Dette privée: quels segments présentent encore un intérêt?

mercredi, 30.10.2019

Les stratégies opportunistes constituent une alternative intéressante et offrent un potentiel de rendement supérieur.

Christian Stracke*

Christian Stracke

L’accentuation des inquiétudes liées à la conjoncture alimente par corollaire les craintes d’une surchauffe potentielle du marché des obligations d’entreprises. Le volume du marché a par exemple atteint un plus haut historique pour les obligations d’entreprises à haut rendement au terme de dix années d’essor économique. Parallèlement, le marché de la «dette privée», relativement jeune, a connu une croissance rapide et s’est érigé comme une alternative au marché des obligations d’entreprises publiques. Les profils de crédit des émetteurs se sont par ailleurs détériorés sur la période et le niveau d’endettement moyen a atteint un record. Une dégradation de la conjoncture et une décollecte des investissements assortis d’une note faible, conjointement avec la baisse des liquidités disponibles via les banques, pourraient donc entraîner des fluctuations significatives sur le marché des obligations d’entreprises.

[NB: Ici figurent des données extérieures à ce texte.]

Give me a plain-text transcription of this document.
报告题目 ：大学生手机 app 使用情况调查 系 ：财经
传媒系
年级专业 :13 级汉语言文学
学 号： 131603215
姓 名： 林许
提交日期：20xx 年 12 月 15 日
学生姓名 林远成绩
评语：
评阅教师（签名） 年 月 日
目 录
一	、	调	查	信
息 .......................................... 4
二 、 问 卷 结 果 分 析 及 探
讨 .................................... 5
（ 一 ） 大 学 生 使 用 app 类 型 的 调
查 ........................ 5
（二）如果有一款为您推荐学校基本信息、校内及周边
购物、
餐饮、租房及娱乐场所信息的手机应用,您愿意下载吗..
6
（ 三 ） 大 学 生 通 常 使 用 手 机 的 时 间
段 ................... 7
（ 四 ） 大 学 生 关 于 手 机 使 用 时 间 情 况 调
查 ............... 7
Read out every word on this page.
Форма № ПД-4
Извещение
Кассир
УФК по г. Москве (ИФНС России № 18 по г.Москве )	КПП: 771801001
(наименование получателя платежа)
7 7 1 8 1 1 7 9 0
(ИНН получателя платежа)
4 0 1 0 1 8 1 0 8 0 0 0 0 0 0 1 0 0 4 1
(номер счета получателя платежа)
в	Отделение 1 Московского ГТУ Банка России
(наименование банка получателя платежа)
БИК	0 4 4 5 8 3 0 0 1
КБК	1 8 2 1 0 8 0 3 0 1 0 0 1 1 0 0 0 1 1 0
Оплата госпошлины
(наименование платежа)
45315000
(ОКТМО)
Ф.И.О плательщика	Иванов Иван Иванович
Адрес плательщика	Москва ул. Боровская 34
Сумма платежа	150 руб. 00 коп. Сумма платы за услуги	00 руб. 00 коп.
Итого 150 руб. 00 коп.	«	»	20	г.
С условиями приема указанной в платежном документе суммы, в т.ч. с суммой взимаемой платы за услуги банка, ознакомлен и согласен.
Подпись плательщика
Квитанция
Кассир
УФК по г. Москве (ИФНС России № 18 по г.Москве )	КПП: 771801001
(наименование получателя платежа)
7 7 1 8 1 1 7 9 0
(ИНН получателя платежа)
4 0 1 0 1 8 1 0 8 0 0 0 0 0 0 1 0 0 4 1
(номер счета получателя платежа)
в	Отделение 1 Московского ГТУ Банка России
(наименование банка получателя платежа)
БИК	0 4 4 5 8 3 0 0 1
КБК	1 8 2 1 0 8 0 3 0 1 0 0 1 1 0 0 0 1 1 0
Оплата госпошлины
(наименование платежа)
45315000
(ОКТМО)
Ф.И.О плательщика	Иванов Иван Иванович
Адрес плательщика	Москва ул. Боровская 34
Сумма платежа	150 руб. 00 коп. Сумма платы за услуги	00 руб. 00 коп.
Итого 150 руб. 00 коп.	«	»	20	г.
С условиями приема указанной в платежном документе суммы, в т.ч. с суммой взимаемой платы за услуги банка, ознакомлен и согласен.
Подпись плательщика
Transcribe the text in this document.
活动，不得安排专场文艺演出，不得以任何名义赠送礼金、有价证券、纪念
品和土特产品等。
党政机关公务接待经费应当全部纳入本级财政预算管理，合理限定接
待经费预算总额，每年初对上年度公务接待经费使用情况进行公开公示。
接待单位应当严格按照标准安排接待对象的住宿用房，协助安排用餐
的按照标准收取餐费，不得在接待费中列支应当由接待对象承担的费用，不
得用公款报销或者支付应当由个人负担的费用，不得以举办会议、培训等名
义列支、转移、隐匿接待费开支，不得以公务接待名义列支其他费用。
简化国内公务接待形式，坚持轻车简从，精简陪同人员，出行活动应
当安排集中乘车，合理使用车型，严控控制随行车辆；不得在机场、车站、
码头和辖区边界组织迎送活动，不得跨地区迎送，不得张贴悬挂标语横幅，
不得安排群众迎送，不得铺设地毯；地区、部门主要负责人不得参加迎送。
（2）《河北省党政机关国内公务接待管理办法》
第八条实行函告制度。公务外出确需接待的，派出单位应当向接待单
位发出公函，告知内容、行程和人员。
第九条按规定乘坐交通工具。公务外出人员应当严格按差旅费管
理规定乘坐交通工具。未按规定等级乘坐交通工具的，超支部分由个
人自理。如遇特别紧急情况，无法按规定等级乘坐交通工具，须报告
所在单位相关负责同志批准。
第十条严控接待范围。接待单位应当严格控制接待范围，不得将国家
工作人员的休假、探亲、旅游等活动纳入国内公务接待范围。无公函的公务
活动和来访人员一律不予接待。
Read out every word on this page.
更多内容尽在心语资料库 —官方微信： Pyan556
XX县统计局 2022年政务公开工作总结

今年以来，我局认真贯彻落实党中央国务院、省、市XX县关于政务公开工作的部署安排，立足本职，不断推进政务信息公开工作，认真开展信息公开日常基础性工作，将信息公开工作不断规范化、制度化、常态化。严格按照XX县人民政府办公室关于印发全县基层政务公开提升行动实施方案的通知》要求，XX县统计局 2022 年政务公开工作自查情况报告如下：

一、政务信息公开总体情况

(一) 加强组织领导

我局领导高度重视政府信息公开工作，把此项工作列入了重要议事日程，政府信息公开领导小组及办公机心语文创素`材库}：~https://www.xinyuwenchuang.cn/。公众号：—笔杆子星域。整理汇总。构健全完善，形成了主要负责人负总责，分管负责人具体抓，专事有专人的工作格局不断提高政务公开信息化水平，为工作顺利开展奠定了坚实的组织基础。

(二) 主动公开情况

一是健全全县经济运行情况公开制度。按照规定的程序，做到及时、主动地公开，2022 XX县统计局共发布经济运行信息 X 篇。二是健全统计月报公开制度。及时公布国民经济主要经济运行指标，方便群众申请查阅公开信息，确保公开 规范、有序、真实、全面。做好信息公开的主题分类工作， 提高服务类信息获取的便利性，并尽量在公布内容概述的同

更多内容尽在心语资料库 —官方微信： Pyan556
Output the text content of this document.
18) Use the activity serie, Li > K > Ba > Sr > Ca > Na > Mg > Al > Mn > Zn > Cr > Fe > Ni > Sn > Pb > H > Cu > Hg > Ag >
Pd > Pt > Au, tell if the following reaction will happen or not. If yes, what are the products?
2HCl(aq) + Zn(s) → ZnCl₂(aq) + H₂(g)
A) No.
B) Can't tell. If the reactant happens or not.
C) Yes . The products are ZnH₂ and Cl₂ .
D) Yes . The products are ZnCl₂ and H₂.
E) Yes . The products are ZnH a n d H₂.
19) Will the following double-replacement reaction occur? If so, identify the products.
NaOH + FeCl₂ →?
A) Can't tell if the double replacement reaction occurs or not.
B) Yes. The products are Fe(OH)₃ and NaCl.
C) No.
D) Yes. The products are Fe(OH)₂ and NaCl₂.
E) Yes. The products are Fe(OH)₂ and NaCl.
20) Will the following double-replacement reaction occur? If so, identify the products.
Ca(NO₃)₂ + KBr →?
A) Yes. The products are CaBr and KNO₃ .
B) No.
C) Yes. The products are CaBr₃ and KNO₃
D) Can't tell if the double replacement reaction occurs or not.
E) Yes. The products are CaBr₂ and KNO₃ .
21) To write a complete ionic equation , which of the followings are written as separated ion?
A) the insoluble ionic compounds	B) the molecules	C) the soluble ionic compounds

Dans le passé, l’octroi de crédit aux moyennes entreprises était dominé par les banques d’affaires dotées de processus établis dans ce domaine. Ces dernières ont connu un recul marqué après la crise financière et suite à l’imposition de directives réglementaires plus strictes au cours des dix dernières années. Aujourd’hui, les acteurs tels que les fonds de type fermé ouverts au public ou les fonds de «direct lending» jouent un rôle nettement plus important dans l’octroi de crédit. Toutefois, ils recourent souvent au capital étranger afin d’augmenter leurs rendements et sont tenus de respecter des directives en termes de qualité et de notation des crédits de portefeuille. La détention de crédits faibles ou en souffrance et la participation aux restructurations ne présentent donc généralement aucun intérêt pour ces investisseurs.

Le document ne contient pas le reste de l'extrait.